Demons—even the incubi—were often thought impossible to kill, but draining their energies did make them vulnerable. Last year, Holly had blasted Geneva’s powers away with magic, allowing the master demon’s own henchmen to tear out Geneva’s throat. Likewise, between the guardsmen’s magic-enhanced weapons and his wounds, Sylvius could be slaughtered as easily as a mortal.

Judging from the amount of blood in the bucket, the kid was barely still alive. Mac’s demon rose up again, searing with anger. Again, he yanked it back under control.

The first thing was to get Sylvius to safety.

He holstered his weapon.

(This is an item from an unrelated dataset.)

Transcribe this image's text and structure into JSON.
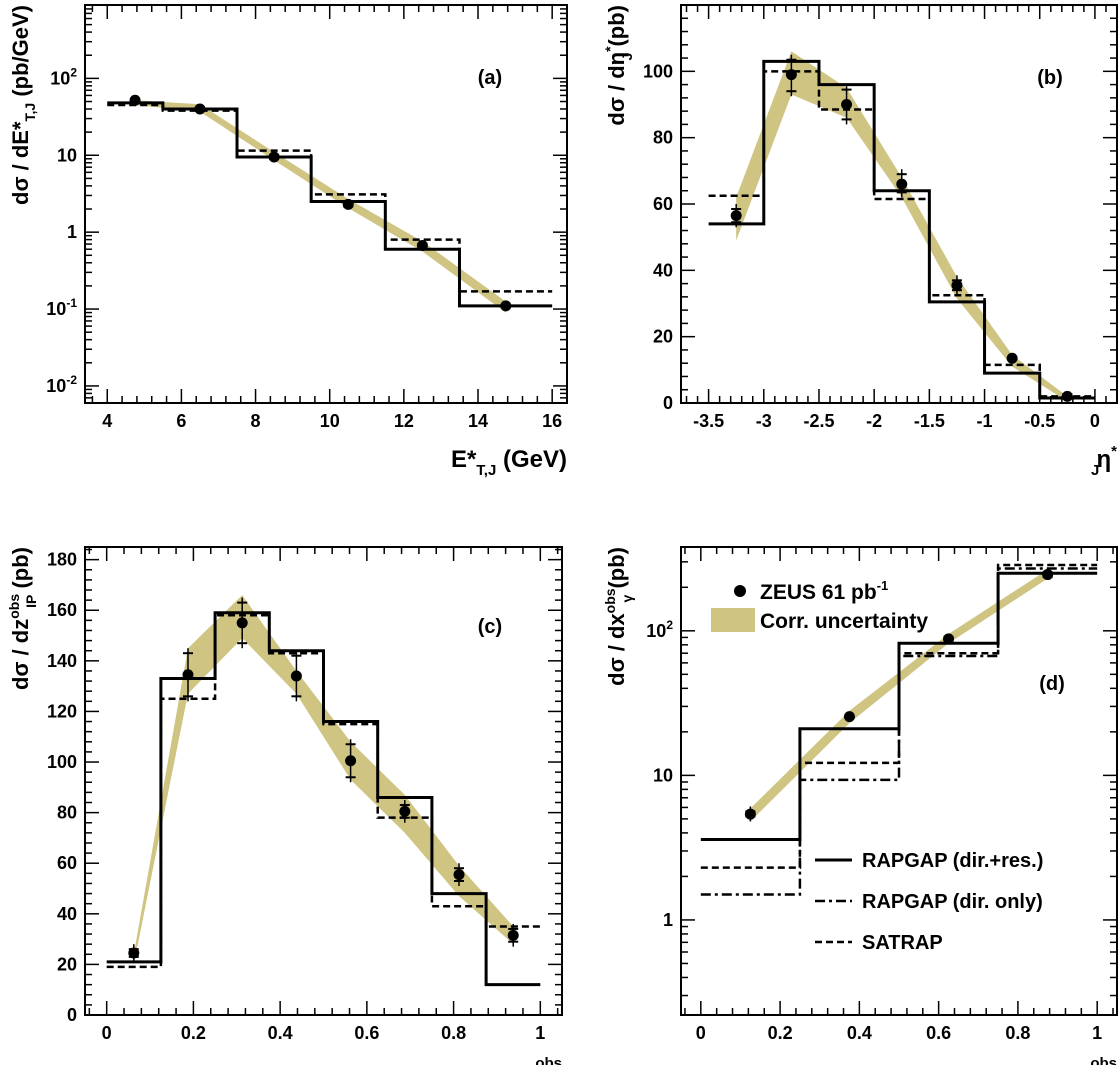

This was going to take more stealth than firepower. After studying the scaffold a moment, he dusted beneath the square of wooden slats that formed its top surface and re-formed clinging to its underside.

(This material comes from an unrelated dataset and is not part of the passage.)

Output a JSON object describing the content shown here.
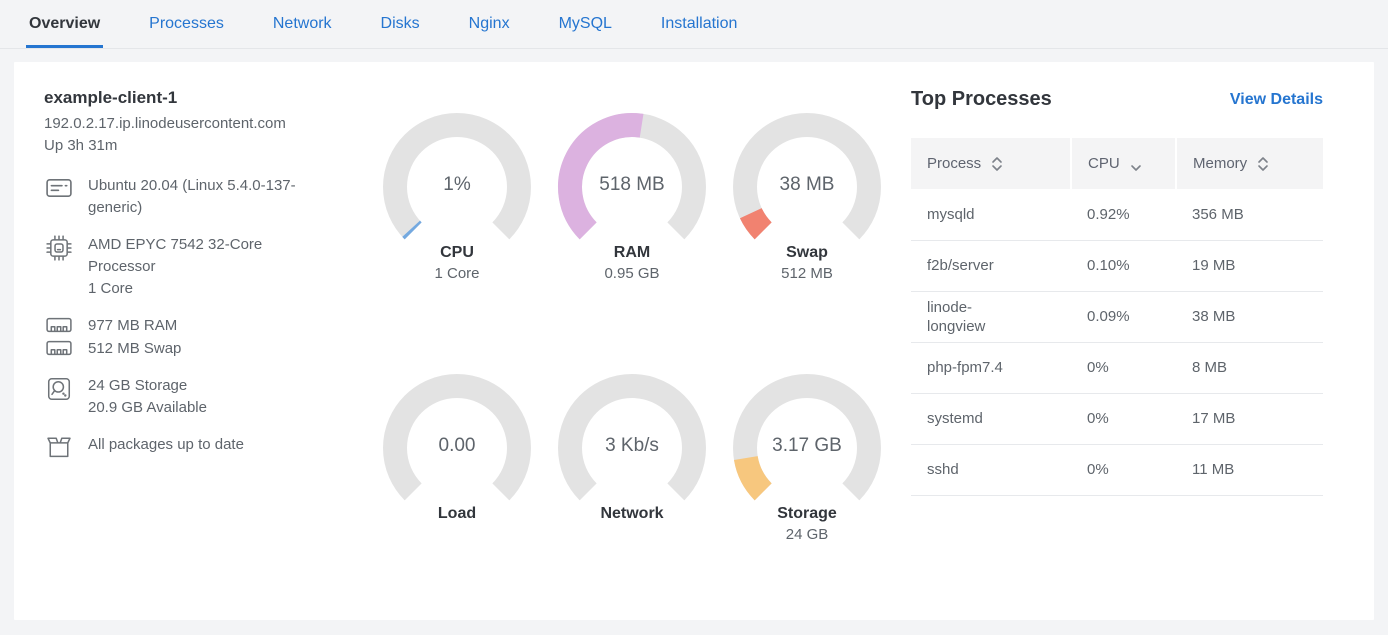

Remaining perfectly still a moment, he waited for a roar of protest from the guardsmen as he materialized. When there was none, Mac concluded he was hidden from the balconies by the top of the scaffold. He still had to worry about the half dozen men on the ground, but he had surprise on his side. Slowly, he slipped his hand into his pocket and slipped out Connie’s key. Then he put it in his mouth. Hope demon spit doesn’t mess up the magic.

The sorcerer chose that moment to gesture to two of the guardsmen participating in the spell. They picked up the bucket with Sylvius’s blood and emptied it on the dark water of the marble pool. The blood swirled, feathering the water with the motion of the splash, staining the hp of the pool with pink wavelets. The sorcerer said a word, and the surface of the pool bloomed with flame.

Mac took advantage of the distraction to crawl down the scaffolding, spit out the key, and press it to the lock of Sylvius’s shackles. The sudden flare of power jarred the incubus back to consciousness.

“Go!” the youth said, his voice raspy with pain. “You can’t save me!”

“If I leave here without you, Connie will kill me,” Mac said, wrestling with the lock. “I may as well go for the brass ring.”

“Stupid,” was all Sylvius could reply.

The shackles released. Using all his strength, Mac caught him in one arm.

“There!” roared Bran. “The demon!”

Gripping the scaffold in one arm and Sylvius in the other, with angry guardsmen all around, Mac had a sudden flashback to King Kong. Then an arrow pierced his thigh. Jolting pain loosened his grip and he fell, Sylvius with him, to the stone floor.

His shoulder took the brunt of the fall. Releasing the youth, Mac tried to stand, but his left leg was rubber. He drew his gun. Bran kicked him, a smash to the jaw that sent him tumbling over, the gun spinning away.

“You dare to interfere!” Bran roared.

Get over yourself, tattoo boy. Mac braced himself on one knee, his head throbbing. His demon was rising, flaring up with heat. Magic rolled off the burning pool like a fog, swamping his senses. Sylvius’s blood was boiling from the water, releasing something as it turned to steam. Whether it was the Avatar or not was anybody’s guess.

Mac tried to crawl to Sylvius, but Bran kicked him again, sending him sprawling on his back. Miracle of miracles, he landed with the gun only a few feet away.

Guardsmen were pouring down from the balconies, swarming to stop the invader bent on destroying their last hope. Mac groped for the gun, fired, kept firing until it was empty, but there were too many guardsmen coming.

Mac looked up to see another arrow just before it pierced his shoulder. The slither of a drawn sword whis-pered to his left.

Shit, they’re going to kill me. Mac’s vision went red with fury.

In a last, desperate move, he surrendered utterly to his demon.